İşçinin hakkını araması da bizde yasaktır.Çünkü onlar hiçbir baltaya sap olamamış yapacak bir şeyleri kalmayınca bilek gücünü kullanmaya mecbur kalmış zavallılar grubudur. Belkide Aristo'nun aklımızı karıştıran ama olduğu dönem söz konusu olup, göz önünde bulundurulunca düşünüp haklılığını aratan sözü ise şöyledir 'Kölelik köle için hem doğru hem yararlıdır.' O bir işçidir, köledir ve ödevleri,hakları yoktur ancak ve ancak zorunlulukları vardır. Ve bunu yaşamak için bunu yaparken her şeyi göze almasını bilmelidir, işin fıtratında bu vardır zaten. Montaigne zamanın bir köle çalışma şartlarına ve olduğu duruma isyan etmiş hakkını aramış Aramışta bulamamış. Öldürmüşler. Çünkü hakkı çağının epey ilerisindeymiş. Çağının o kadar ilerisinde yaşayan birini yaşatmakta iktidarı sahiplerinin hoşuna gitmemiş.Yüzyıllar sonra ILO’da işçi haklarından, çalışma şartlarından,ayrımcılıktan bahseden haklar getirilmiştir. Ancak Denis Diderot bu haklara zamanın da bir cevap verdi ki bu cevap hepimiz ortak acısıdır ’..İnsan hakkı denilen şey hiçbir zaman olmadı ve her zaman bir düş olarak kalacak. İnsanın değeri haklarının değeri kadardır.İnsanı insan yapan şeylerden biri aynı zaman o haklarını veren isteme, özgürlük gücüdür. Hakların varlığı değil onları uygulama biçimidir kolaylaştırıcı yapan.Hak ve köle ilişkisini Voltaire şu sözleriyle açıklamıştır: 'Biz diyoruz ki onlar bizim gibi insandır, diyoruz ki onlar için ölen bir Tanru tarafından kurtarılacaklar. Ve biz onları tıpkı yük hayvanları gibi iş için bulunduruyoruz. İnsanlar onları yük hayvanlarından daha kötü besliyor.Kaçmak mı istiyorlar, o zaman bir bacakları kesiliyor.Ve bütün bunlarla biz insan haklarından bahsetme cesaretini gösterebiliyoruz.’ İnsanın eşit haklarla yanyana geldiği,bireylerin kendileri için çizilmiş sınırlar içinde mutlu olabildiği,savaşların tarihe karıştığı yepyeni dünya düşüncesi çoğu için bir kurgudan ütopyadan ibaret.

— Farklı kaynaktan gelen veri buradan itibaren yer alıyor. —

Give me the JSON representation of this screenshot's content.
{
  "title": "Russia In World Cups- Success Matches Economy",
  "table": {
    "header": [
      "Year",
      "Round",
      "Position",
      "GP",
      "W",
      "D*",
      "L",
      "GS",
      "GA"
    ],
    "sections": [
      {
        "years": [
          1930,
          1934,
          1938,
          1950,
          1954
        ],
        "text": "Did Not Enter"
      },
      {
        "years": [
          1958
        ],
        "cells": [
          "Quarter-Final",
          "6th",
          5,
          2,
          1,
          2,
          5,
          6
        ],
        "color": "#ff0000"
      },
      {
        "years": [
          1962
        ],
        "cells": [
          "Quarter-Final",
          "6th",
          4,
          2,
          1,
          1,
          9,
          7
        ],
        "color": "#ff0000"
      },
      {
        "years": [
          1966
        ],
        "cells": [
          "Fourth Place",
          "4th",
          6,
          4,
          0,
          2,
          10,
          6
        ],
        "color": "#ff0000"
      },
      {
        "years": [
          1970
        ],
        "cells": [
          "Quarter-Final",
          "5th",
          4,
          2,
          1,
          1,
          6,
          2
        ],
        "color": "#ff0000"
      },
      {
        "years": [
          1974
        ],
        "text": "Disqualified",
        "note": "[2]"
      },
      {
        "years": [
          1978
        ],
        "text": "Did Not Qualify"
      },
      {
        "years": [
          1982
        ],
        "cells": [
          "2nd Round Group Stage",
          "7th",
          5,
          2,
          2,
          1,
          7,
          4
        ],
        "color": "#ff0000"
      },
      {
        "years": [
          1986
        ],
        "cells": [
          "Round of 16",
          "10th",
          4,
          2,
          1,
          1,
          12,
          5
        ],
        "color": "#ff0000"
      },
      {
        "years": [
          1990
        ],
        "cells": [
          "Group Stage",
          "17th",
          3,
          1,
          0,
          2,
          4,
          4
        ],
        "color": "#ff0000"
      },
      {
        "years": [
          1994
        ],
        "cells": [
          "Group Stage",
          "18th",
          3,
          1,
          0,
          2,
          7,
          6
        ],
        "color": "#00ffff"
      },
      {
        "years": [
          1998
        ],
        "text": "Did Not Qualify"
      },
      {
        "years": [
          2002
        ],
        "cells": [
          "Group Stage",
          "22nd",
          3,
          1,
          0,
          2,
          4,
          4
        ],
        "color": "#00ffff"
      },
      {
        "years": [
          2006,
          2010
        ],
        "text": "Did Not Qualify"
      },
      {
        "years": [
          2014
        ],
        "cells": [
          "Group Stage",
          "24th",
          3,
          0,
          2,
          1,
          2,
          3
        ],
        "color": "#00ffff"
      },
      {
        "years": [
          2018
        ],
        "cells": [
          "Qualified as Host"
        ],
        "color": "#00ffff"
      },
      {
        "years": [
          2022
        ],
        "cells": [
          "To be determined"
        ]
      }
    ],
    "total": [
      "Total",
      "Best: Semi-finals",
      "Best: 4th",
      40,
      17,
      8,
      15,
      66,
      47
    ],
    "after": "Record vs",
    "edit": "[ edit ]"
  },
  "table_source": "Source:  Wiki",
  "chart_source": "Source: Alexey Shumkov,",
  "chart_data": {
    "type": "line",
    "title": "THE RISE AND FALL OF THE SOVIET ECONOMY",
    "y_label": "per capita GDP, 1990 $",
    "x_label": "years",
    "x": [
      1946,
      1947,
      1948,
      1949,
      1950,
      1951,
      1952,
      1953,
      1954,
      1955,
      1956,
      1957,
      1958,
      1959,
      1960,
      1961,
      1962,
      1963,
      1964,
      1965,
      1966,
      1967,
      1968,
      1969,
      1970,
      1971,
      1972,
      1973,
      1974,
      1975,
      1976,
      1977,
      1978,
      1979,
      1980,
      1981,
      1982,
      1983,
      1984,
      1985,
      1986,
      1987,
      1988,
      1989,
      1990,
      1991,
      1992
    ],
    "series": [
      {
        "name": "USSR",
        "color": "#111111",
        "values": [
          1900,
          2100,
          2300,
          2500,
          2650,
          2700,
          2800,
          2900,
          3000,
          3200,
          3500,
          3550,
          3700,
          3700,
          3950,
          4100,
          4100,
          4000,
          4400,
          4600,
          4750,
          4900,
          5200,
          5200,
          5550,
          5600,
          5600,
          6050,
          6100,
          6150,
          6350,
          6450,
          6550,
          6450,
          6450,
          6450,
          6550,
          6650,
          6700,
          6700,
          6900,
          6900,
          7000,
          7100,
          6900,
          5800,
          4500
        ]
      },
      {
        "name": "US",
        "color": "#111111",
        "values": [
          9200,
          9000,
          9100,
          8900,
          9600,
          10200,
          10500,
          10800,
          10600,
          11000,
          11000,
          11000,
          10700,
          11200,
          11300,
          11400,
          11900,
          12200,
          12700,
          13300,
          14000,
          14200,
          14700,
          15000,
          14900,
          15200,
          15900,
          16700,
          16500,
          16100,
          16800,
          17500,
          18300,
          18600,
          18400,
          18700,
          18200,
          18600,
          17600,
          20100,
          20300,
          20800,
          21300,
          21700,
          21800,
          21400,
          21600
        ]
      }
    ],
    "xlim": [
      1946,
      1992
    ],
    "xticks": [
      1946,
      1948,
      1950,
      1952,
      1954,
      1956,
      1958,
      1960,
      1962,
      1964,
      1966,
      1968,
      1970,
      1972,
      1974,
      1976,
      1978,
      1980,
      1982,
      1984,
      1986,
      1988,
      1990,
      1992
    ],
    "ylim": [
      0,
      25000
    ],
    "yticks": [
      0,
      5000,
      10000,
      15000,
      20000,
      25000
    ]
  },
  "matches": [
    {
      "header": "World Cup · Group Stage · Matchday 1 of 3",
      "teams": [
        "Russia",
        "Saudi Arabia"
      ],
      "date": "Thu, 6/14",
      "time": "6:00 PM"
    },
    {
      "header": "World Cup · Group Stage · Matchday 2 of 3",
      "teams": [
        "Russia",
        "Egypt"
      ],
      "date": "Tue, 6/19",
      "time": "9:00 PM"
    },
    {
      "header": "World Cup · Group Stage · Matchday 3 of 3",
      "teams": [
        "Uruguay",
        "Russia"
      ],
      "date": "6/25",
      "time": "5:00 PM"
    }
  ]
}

Toplumda işçiler için çalışma eziyeti varken farklı etnik kökenler içinde asimile etme durumu vardır. Halk onu kendi başına bir halk olarak tanımlamayı gerektiren üç özelliğini gelenek(habitus), dil(lingua) ve kendine has adalet sistemi(Rechtssystem) kaybedince asimile oluyor. Yani Türkiye’nin acılı dönemlerini içeren okulların işkencehanelere dönüştüğü dönemlerde insanları (etnik köken farkı değil sadece bahsedilen din,siyasi görüş, yenilikçiler,hak isteyen ve arayan herkes) orada her şeyinden kopartma vardır. Alevi’yi dininden, Kürt’ü kökeninden, eşitlik isteyenleri ise düşüncelerinden koparma eylemi vardı. Asimile etme sadece toplumu yok etmedi Türkiye de. Aynı zamanda insanları kendisinden uzaklaştırdı.İnsanları toplumda yabancılaştırdılar bu dönemde. Geriye acılar,hasarlar kaldı lakin o düşünmek isteyen araştırmak isteyen özgürlükçüler asla yaralanmadı.

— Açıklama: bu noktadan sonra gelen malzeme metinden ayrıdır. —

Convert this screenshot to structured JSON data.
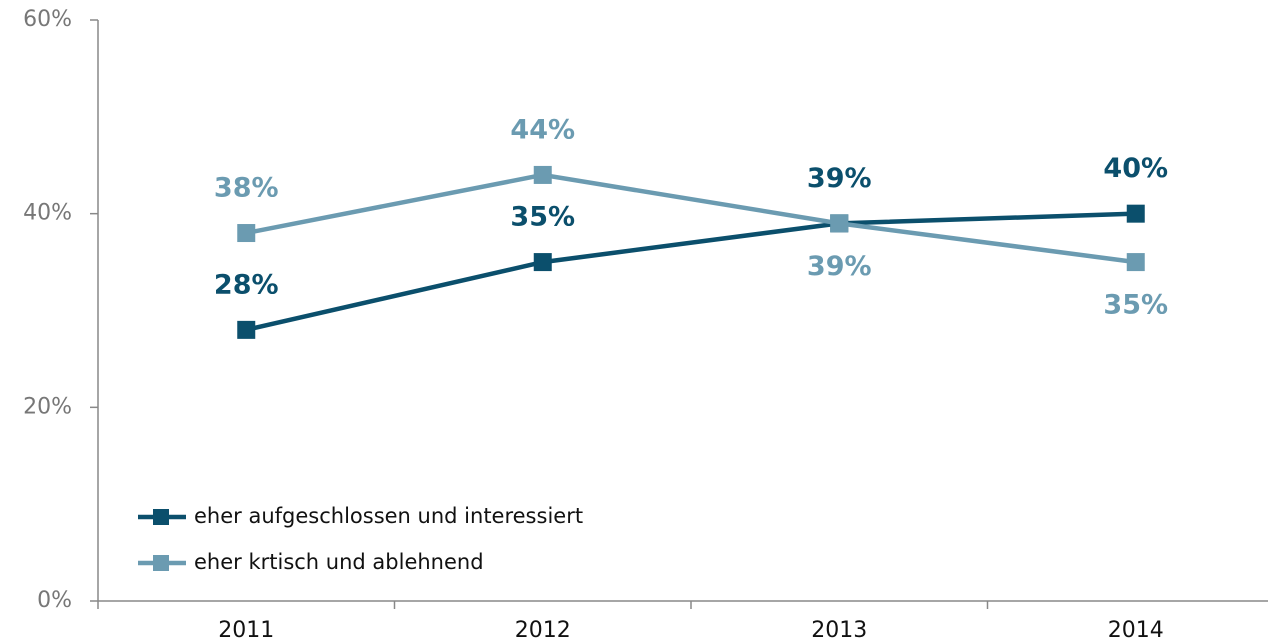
{
  "chart_data": {
    "type": "line",
    "categories": [
      "2011",
      "2012",
      "2013",
      "2014"
    ],
    "series": [
      {
        "name": "eher aufgeschlossen und interessiert",
        "color": "#0b4f6c",
        "values": [
          28,
          35,
          39,
          40
        ],
        "value_labels": [
          "28%",
          "35%",
          "39%",
          "40%"
        ]
      },
      {
        "name": "eher krtisch und ablehnend",
        "color": "#6b9bb1",
        "values": [
          38,
          44,
          39,
          35
        ],
        "value_labels": [
          "38%",
          "44%",
          "39%",
          "35%"
        ]
      }
    ],
    "ylim": [
      0,
      60
    ],
    "yticks": [
      {
        "value": 0,
        "label": "0%"
      },
      {
        "value": 20,
        "label": "20%"
      },
      {
        "value": 40,
        "label": "40%"
      },
      {
        "value": 60,
        "label": "60%"
      }
    ],
    "grid": false,
    "legend": "lower left"
  }
}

İnsansal toplumdaki sınıfsal durumlarıylada ayrıldılar. Geliri bell bir miktarın altında olanlar şehirlerin en tenha köşelerine atıldır. Zenginler en ışıl ışıl olan yerlerine. Geliri altta kalan çocuklar ululaştırıldı özel eğitim gördü, geliri altta kalan ise ailesinin kaderini yaşadı ya işçi oldu çalışırken fıtratıyla can verdi ya da zengini rahatsız eden oldu. Ve fark edemediler ki sınıflar arasındaki uçurum kapandıkça,insanlar arasındaki ayrıcalık kalktıkça,insanlar arasındaki ayrılıklar kapandıkça, işlev ayrılığına indirgendikçe dengesizlik yerini dengeye bırakacak. O kurgulardan ibaret olan yepyeni düny a düzeni hakim olacak. Lakin insanoğlu iktidar hırsına yenik düştü buna da gözlerini kapadı.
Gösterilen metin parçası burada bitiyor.